Family medicine resident Brent McCaleb of Florida posted a picture of his blood-soaked scrubs, adding: "First patient, first day of residency: gunshot wound to the head. Tried saving him as his mother cried into my shoulder pleading for us to save him. He didn't make it. He wasn't the last one either."

Some doctors appeared on cable news networks while others penned editorials in national newspapers in a display of solidarity against gun violence, the effects of which they were intimately familiar with.

"We trauma surgeons are the direct witnesses and final chroniclers of gun violence...I am too frequently the last person who speaks to loved ones," wrote Maryland trauma surgeon Jacques Mather in a Washington Post op-ed titled "To the mother of the gunshot victim I couldn't save".

As mass shootings made headlines and gun deaths crept up over the years, medical bodies have increasingly viewed gun violence as a public health crisis.

The American College of Physicians, which has 154,000 members and has been advocating for policies to reduce gun-related deaths and injuries for over 20 years, called for gun violence to be tackled as a public health crisis in its updated recommendations last week.

The US, however, cannot treat gun violence as a public health problem as there is little research into the issue, due to the NRA successfully lobbying Congress to cut the funds available for such research.

The budget slash stemmed from a 1996 ban, known as the Dickey Amendment, on the Centers for Disease Control and Prevention using its funds to advocate for and promote gun control.
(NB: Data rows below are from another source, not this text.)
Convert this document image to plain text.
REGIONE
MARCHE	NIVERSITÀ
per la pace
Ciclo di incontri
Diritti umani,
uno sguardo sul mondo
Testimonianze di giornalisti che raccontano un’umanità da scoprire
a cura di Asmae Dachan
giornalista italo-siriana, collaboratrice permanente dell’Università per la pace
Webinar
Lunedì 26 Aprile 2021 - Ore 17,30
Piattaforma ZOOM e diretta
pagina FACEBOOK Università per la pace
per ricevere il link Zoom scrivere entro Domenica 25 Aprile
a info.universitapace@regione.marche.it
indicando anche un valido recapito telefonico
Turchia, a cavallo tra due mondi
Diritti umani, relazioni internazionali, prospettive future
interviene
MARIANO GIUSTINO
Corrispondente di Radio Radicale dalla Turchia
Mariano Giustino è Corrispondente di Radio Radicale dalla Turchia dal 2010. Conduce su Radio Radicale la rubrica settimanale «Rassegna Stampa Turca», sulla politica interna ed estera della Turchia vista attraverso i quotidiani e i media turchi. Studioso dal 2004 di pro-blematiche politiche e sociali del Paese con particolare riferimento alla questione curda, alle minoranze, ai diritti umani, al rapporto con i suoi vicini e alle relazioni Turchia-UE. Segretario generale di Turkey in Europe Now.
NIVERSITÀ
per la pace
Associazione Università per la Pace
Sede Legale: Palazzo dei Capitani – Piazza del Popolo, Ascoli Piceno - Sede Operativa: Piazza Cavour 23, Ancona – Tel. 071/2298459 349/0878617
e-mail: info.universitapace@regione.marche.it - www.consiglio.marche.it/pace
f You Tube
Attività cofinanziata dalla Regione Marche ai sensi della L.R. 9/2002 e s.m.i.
But as this week's Twitter storm has shown, doctors are becoming more outspoken on gun violence, said associate professor at Oregon Health and Science University Esther Choo, who argued that a new generation of doctors are increasingly uncomfortable with inaction.

"Sitting in silence while we treat gunshot wound after gunshot wound is no longer possible, unless we wish to be complicit in perpetuating the problem," she wrote in an op-ed for NBC News on Wednesday (Nov 14).

Doctors have argued that gun violence can be prevented, and that their duty of care extends to a duty to decrease preventable deaths.

There is precedent for such public advocacy: doctors called for seat belts laws to reduce car accident deaths in the 1970s, and for tobacco control measures to reduce nicotine addiction.

Momentum may be growing. In 2016, more than 100 medical associations urged Congress to fund gun violence research. CDC director Robert Redfield said in a CBS News interview in October that they were "poised" to do more gun research if funded by Congress.

And in an attempt to bridge the political divide between gun owners and those calling for gun control, a group of 22 surgeons - 18 of whom owned guns themselves - also released their recommendations to reduce firearm injuries, deaths and disabilities in a report on Wednesday (Nov 14).

The report, gleaned from multiple small group meetings and surveys, was part of a larger effort by the American College of Surgeons' Committee on Trauma to prevent firearm injuries.

Doctors stressed they were not out to ban guns, but to better regulate them.

Wrote Dr Mather: "I am not advocating the wholesale extinction of guns. Nor am I against the use of guns for legitimate purposes. But removing certain types of guns and regulating the use of others will go a long way toward reducing the number of last words we have to hear in the trauma bay."

"We are not anti-gun. We are anti-bullet hole. Let's work together," said an open letter from the American Foundation for Firearm Injury Reduction in Medicine, calling on the NRA help come up with ways to decrease the number of gun deaths from homicides, domestic violence and unintentional shootings.

Said Dr Choo, who was not part of the report, in her commentary: "Those who have been in a trauma room, soaked to the skin in the blood of a child who was healthy an hour ago, watching his eyes dilate to black and knowing all is lost - well, we have received a clear, strong directive."